Of late, the fallout of growth seen in India is the lopsided growth where it evades the under developed states like Uttar Pradesh, Bihar, Jharkhand, Orissa, Chhattisgarh, Madhya Pradesh etc but are concentrated in Delhi/NCR, Maharashtra, Gujarat etc.
 
A major advantage of foreign investment in India over the domestic investment is that it is coming up in less developed sectors. In 2011-13, Odisha has emerged as the most favourite destination for overseas investors with investment proposals worth Rs 49,527 crore followed by Andhra Pradesh and Gujarat. Moreover, Chhattisgarh and Karnataka ranked fourth and fifth of the top five investment destinations. Thus in the top five investment destinations, two are the underdeveloped states and three are naxal infested. 
 
For the foreign investors, India presents a vast potential for overseas investment and is actively encouraging the entrance of foreign players into the market.

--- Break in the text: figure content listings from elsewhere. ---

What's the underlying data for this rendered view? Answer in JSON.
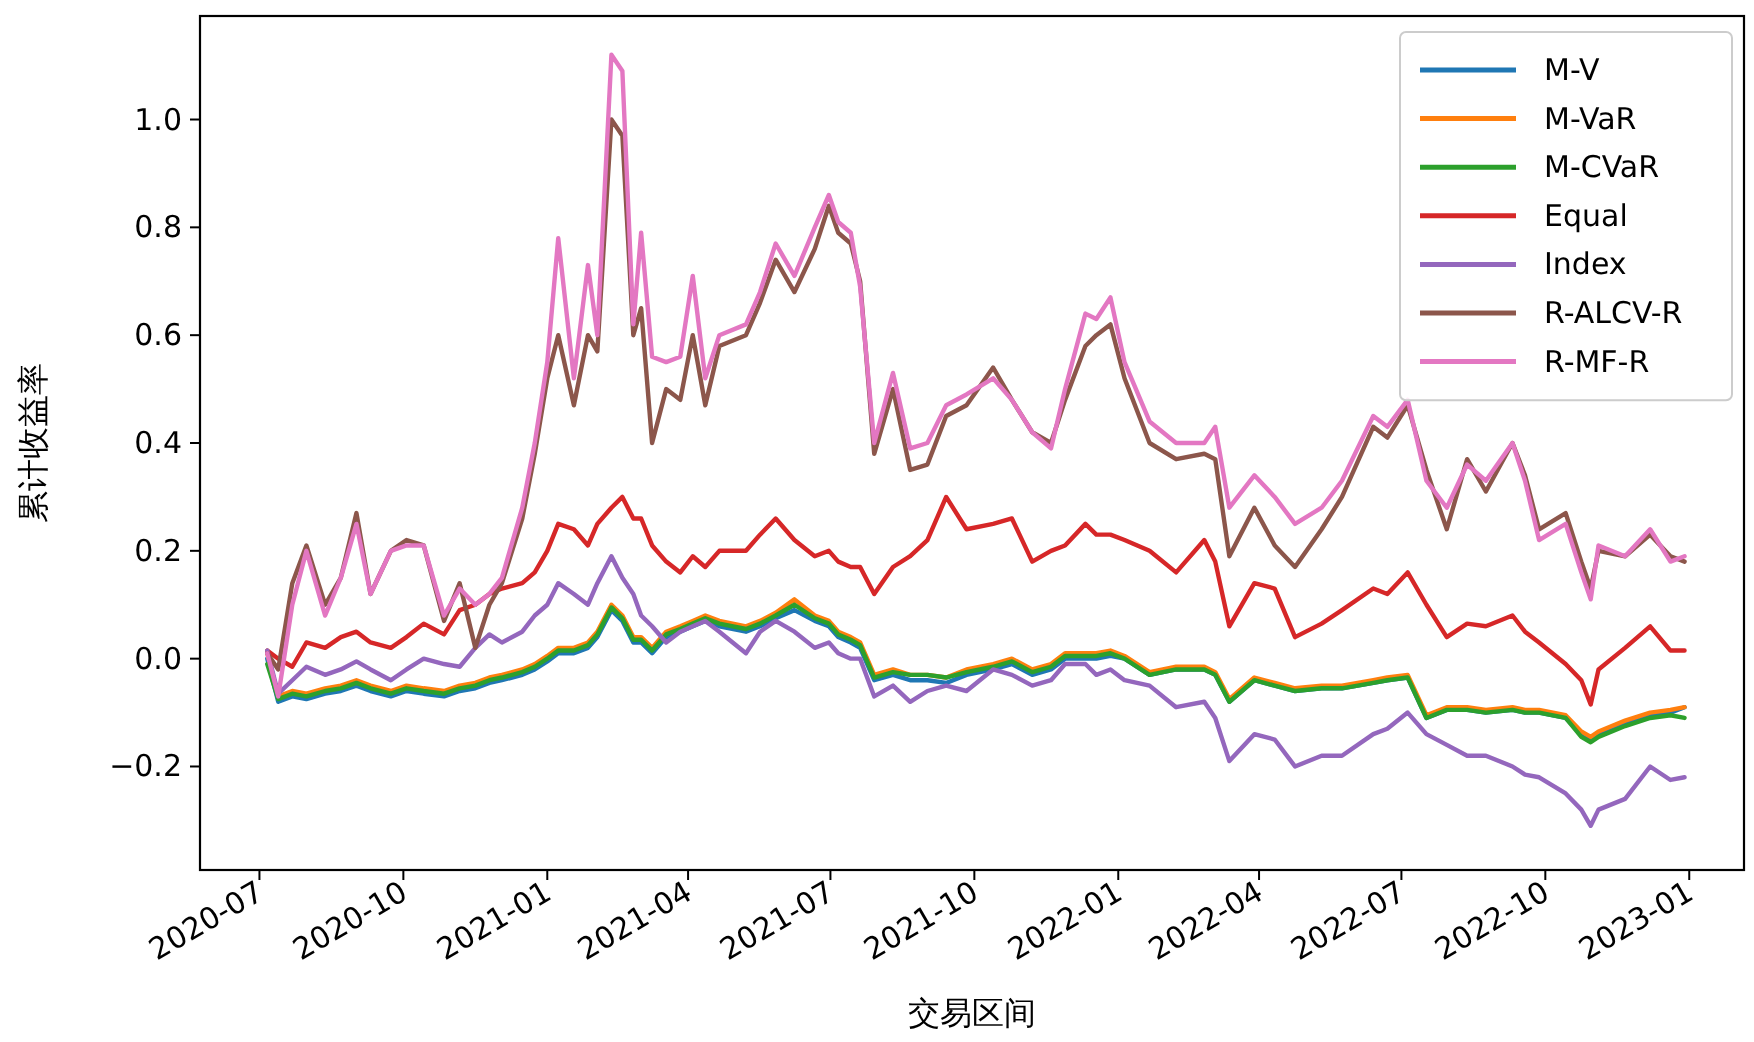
{
  "chart_data": {
    "type": "line",
    "xlabel": "交易区间",
    "ylabel": "累计收益率",
    "legend": "top right",
    "grid": false,
    "line_style": "solid",
    "marker": "none",
    "xlim": [
      "2020-05-24",
      "2023-02-05"
    ],
    "ylim": [
      -0.392,
      1.192
    ],
    "xticks": [
      {
        "value": "2020-07-01",
        "label": "2020-07"
      },
      {
        "value": "2020-10-01",
        "label": "2020-10"
      },
      {
        "value": "2021-01-01",
        "label": "2021-01"
      },
      {
        "value": "2021-04-01",
        "label": "2021-04"
      },
      {
        "value": "2021-07-01",
        "label": "2021-07"
      },
      {
        "value": "2021-10-01",
        "label": "2021-10"
      },
      {
        "value": "2022-01-01",
        "label": "2022-01"
      },
      {
        "value": "2022-04-01",
        "label": "2022-04"
      },
      {
        "value": "2022-07-01",
        "label": "2022-07"
      },
      {
        "value": "2022-10-01",
        "label": "2022-10"
      },
      {
        "value": "2023-01-01",
        "label": "2023-01"
      }
    ],
    "yticks": [
      {
        "value": -0.2,
        "label": "−0.2"
      },
      {
        "value": 0,
        "label": "0.0"
      },
      0.2,
      0.4,
      0.6,
      0.8,
      {
        "value": 1,
        "label": "1.0"
      }
    ],
    "x": [
      "2020-07-06",
      "2020-07-13",
      "2020-07-22",
      "2020-07-31",
      "2020-08-12",
      "2020-08-22",
      "2020-09-01",
      "2020-09-10",
      "2020-09-23",
      "2020-10-03",
      "2020-10-14",
      "2020-10-27",
      "2020-11-06",
      "2020-11-16",
      "2020-11-25",
      "2020-12-03",
      "2020-12-16",
      "2020-12-24",
      "2021-01-01",
      "2021-01-08",
      "2021-01-18",
      "2021-01-27",
      "2021-02-02",
      "2021-02-11",
      "2021-02-18",
      "2021-02-25",
      "2021-03-02",
      "2021-03-09",
      "2021-03-18",
      "2021-03-27",
      "2021-04-04",
      "2021-04-12",
      "2021-04-21",
      "2021-05-08",
      "2021-05-17",
      "2021-05-27",
      "2021-06-08",
      "2021-06-21",
      "2021-06-30",
      "2021-07-06",
      "2021-07-14",
      "2021-07-20",
      "2021-07-29",
      "2021-08-10",
      "2021-08-21",
      "2021-09-01",
      "2021-09-13",
      "2021-09-26",
      "2021-10-13",
      "2021-10-25",
      "2021-11-07",
      "2021-11-19",
      "2021-11-28",
      "2021-12-11",
      "2021-12-18",
      "2021-12-27",
      "2022-01-05",
      "2022-01-21",
      "2022-02-07",
      "2022-02-25",
      "2022-03-04",
      "2022-03-13",
      "2022-03-29",
      "2022-04-11",
      "2022-04-24",
      "2022-05-11",
      "2022-05-24",
      "2022-06-13",
      "2022-06-22",
      "2022-07-05",
      "2022-07-17",
      "2022-07-30",
      "2022-08-12",
      "2022-08-24",
      "2022-09-10",
      "2022-09-18",
      "2022-09-27",
      "2022-10-14",
      "2022-10-24",
      "2022-10-30",
      "2022-11-04",
      "2022-11-21",
      "2022-12-07",
      "2022-12-20",
      "2022-12-29"
    ],
    "series": [
      {
        "name": "M-V",
        "color": "#1f77b4",
        "values": [
          0.0,
          -0.08,
          -0.07,
          -0.075,
          -0.065,
          -0.06,
          -0.05,
          -0.06,
          -0.07,
          -0.06,
          -0.065,
          -0.07,
          -0.06,
          -0.055,
          -0.045,
          -0.04,
          -0.03,
          -0.02,
          -0.005,
          0.01,
          0.01,
          0.02,
          0.04,
          0.09,
          0.07,
          0.03,
          0.03,
          0.01,
          0.04,
          0.05,
          0.06,
          0.07,
          0.06,
          0.05,
          0.06,
          0.075,
          0.09,
          0.07,
          0.06,
          0.04,
          0.03,
          0.02,
          -0.04,
          -0.03,
          -0.04,
          -0.04,
          -0.045,
          -0.03,
          -0.02,
          -0.01,
          -0.03,
          -0.02,
          0.0,
          0.0,
          0.0,
          0.005,
          0.0,
          -0.03,
          -0.02,
          -0.02,
          -0.03,
          -0.08,
          -0.04,
          -0.05,
          -0.06,
          -0.055,
          -0.055,
          -0.045,
          -0.04,
          -0.035,
          -0.11,
          -0.095,
          -0.095,
          -0.1,
          -0.095,
          -0.1,
          -0.1,
          -0.11,
          -0.14,
          -0.15,
          -0.14,
          -0.12,
          -0.105,
          -0.1,
          -0.09
        ]
      },
      {
        "name": "M-VaR",
        "color": "#ff7f0e",
        "values": [
          0.01,
          -0.07,
          -0.06,
          -0.065,
          -0.055,
          -0.05,
          -0.04,
          -0.05,
          -0.06,
          -0.05,
          -0.055,
          -0.06,
          -0.05,
          -0.045,
          -0.035,
          -0.03,
          -0.02,
          -0.01,
          0.005,
          0.02,
          0.02,
          0.03,
          0.05,
          0.1,
          0.08,
          0.04,
          0.04,
          0.02,
          0.05,
          0.06,
          0.07,
          0.08,
          0.07,
          0.06,
          0.07,
          0.085,
          0.11,
          0.08,
          0.07,
          0.05,
          0.04,
          0.03,
          -0.03,
          -0.02,
          -0.03,
          -0.03,
          -0.035,
          -0.02,
          -0.01,
          0.0,
          -0.02,
          -0.01,
          0.01,
          0.01,
          0.01,
          0.015,
          0.005,
          -0.025,
          -0.015,
          -0.015,
          -0.025,
          -0.075,
          -0.035,
          -0.045,
          -0.055,
          -0.05,
          -0.05,
          -0.04,
          -0.035,
          -0.03,
          -0.105,
          -0.09,
          -0.09,
          -0.095,
          -0.09,
          -0.095,
          -0.095,
          -0.105,
          -0.135,
          -0.145,
          -0.135,
          -0.115,
          -0.1,
          -0.095,
          -0.09
        ]
      },
      {
        "name": "M-CVaR",
        "color": "#2ca02c",
        "values": [
          -0.01,
          -0.075,
          -0.065,
          -0.07,
          -0.06,
          -0.055,
          -0.045,
          -0.055,
          -0.065,
          -0.055,
          -0.06,
          -0.065,
          -0.055,
          -0.05,
          -0.04,
          -0.035,
          -0.025,
          -0.015,
          0.0,
          0.015,
          0.015,
          0.025,
          0.045,
          0.095,
          0.075,
          0.035,
          0.035,
          0.015,
          0.045,
          0.055,
          0.065,
          0.075,
          0.065,
          0.055,
          0.065,
          0.08,
          0.1,
          0.075,
          0.065,
          0.045,
          0.035,
          0.025,
          -0.035,
          -0.025,
          -0.03,
          -0.03,
          -0.035,
          -0.025,
          -0.015,
          -0.005,
          -0.025,
          -0.015,
          0.005,
          0.005,
          0.005,
          0.01,
          0.0,
          -0.03,
          -0.02,
          -0.02,
          -0.03,
          -0.08,
          -0.04,
          -0.05,
          -0.06,
          -0.055,
          -0.055,
          -0.045,
          -0.04,
          -0.035,
          -0.11,
          -0.095,
          -0.095,
          -0.1,
          -0.095,
          -0.1,
          -0.1,
          -0.11,
          -0.145,
          -0.155,
          -0.145,
          -0.125,
          -0.11,
          -0.105,
          -0.11
        ]
      },
      {
        "name": "Equal",
        "color": "#d62728",
        "values": [
          0.015,
          0.0,
          -0.015,
          0.03,
          0.02,
          0.04,
          0.05,
          0.03,
          0.02,
          0.04,
          0.065,
          0.045,
          0.09,
          0.1,
          0.12,
          0.13,
          0.14,
          0.16,
          0.2,
          0.25,
          0.24,
          0.21,
          0.25,
          0.28,
          0.3,
          0.26,
          0.26,
          0.21,
          0.18,
          0.16,
          0.19,
          0.17,
          0.2,
          0.2,
          0.23,
          0.26,
          0.22,
          0.19,
          0.2,
          0.18,
          0.17,
          0.17,
          0.12,
          0.17,
          0.19,
          0.22,
          0.3,
          0.24,
          0.25,
          0.26,
          0.18,
          0.2,
          0.21,
          0.25,
          0.23,
          0.23,
          0.22,
          0.2,
          0.16,
          0.22,
          0.18,
          0.06,
          0.14,
          0.13,
          0.04,
          0.065,
          0.09,
          0.13,
          0.12,
          0.16,
          0.1,
          0.04,
          0.065,
          0.06,
          0.08,
          0.05,
          0.03,
          -0.01,
          -0.04,
          -0.085,
          -0.02,
          0.02,
          0.06,
          0.015,
          0.015
        ]
      },
      {
        "name": "Index",
        "color": "#9467bd",
        "values": [
          0.015,
          -0.065,
          -0.04,
          -0.015,
          -0.03,
          -0.02,
          -0.005,
          -0.02,
          -0.04,
          -0.02,
          0.0,
          -0.01,
          -0.015,
          0.02,
          0.045,
          0.03,
          0.05,
          0.08,
          0.1,
          0.14,
          0.12,
          0.1,
          0.14,
          0.19,
          0.15,
          0.12,
          0.08,
          0.06,
          0.03,
          0.05,
          0.06,
          0.07,
          0.05,
          0.01,
          0.05,
          0.07,
          0.05,
          0.02,
          0.03,
          0.01,
          0.0,
          0.0,
          -0.07,
          -0.05,
          -0.08,
          -0.06,
          -0.05,
          -0.06,
          -0.02,
          -0.03,
          -0.05,
          -0.04,
          -0.01,
          -0.01,
          -0.03,
          -0.02,
          -0.04,
          -0.05,
          -0.09,
          -0.08,
          -0.11,
          -0.19,
          -0.14,
          -0.15,
          -0.2,
          -0.18,
          -0.18,
          -0.14,
          -0.13,
          -0.1,
          -0.14,
          -0.16,
          -0.18,
          -0.18,
          -0.2,
          -0.215,
          -0.22,
          -0.25,
          -0.28,
          -0.31,
          -0.28,
          -0.26,
          -0.2,
          -0.225,
          -0.22
        ]
      },
      {
        "name": "R-ALCV-R",
        "color": "#8c564b",
        "values": [
          0.01,
          -0.02,
          0.14,
          0.21,
          0.1,
          0.15,
          0.27,
          0.12,
          0.2,
          0.22,
          0.21,
          0.07,
          0.14,
          0.02,
          0.1,
          0.14,
          0.26,
          0.38,
          0.52,
          0.6,
          0.47,
          0.6,
          0.57,
          1.0,
          0.97,
          0.6,
          0.65,
          0.4,
          0.5,
          0.48,
          0.6,
          0.47,
          0.58,
          0.6,
          0.66,
          0.74,
          0.68,
          0.76,
          0.84,
          0.79,
          0.77,
          0.7,
          0.38,
          0.5,
          0.35,
          0.36,
          0.45,
          0.47,
          0.54,
          0.48,
          0.42,
          0.4,
          0.48,
          0.58,
          0.6,
          0.62,
          0.52,
          0.4,
          0.37,
          0.38,
          0.37,
          0.19,
          0.28,
          0.21,
          0.17,
          0.24,
          0.3,
          0.43,
          0.41,
          0.47,
          0.35,
          0.24,
          0.37,
          0.31,
          0.4,
          0.34,
          0.24,
          0.27,
          0.18,
          0.13,
          0.2,
          0.19,
          0.23,
          0.19,
          0.18
        ]
      },
      {
        "name": "R-MF-R",
        "color": "#e377c2",
        "values": [
          0.01,
          -0.07,
          0.1,
          0.2,
          0.08,
          0.15,
          0.25,
          0.12,
          0.2,
          0.21,
          0.21,
          0.08,
          0.13,
          0.1,
          0.12,
          0.15,
          0.28,
          0.4,
          0.55,
          0.78,
          0.52,
          0.73,
          0.6,
          1.12,
          1.09,
          0.62,
          0.79,
          0.56,
          0.55,
          0.56,
          0.71,
          0.52,
          0.6,
          0.62,
          0.68,
          0.77,
          0.71,
          0.8,
          0.86,
          0.81,
          0.79,
          0.69,
          0.4,
          0.53,
          0.39,
          0.4,
          0.47,
          0.49,
          0.52,
          0.48,
          0.42,
          0.39,
          0.5,
          0.64,
          0.63,
          0.67,
          0.55,
          0.44,
          0.4,
          0.4,
          0.43,
          0.28,
          0.34,
          0.3,
          0.25,
          0.28,
          0.33,
          0.45,
          0.43,
          0.48,
          0.33,
          0.28,
          0.36,
          0.33,
          0.4,
          0.33,
          0.22,
          0.25,
          0.16,
          0.11,
          0.21,
          0.19,
          0.24,
          0.18,
          0.19
        ]
      }
    ]
  }
}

No company, of any size, aspiring to be a global player can, for long ignores this country which is expected to become one of the top three emerging economies. 
 
India is competing for foreign investments with other emerging economies and thus FDI is imperative for India as it has transformed the quality, productivity and production in areas it has been allowed and can supplement domestic efforts significantly.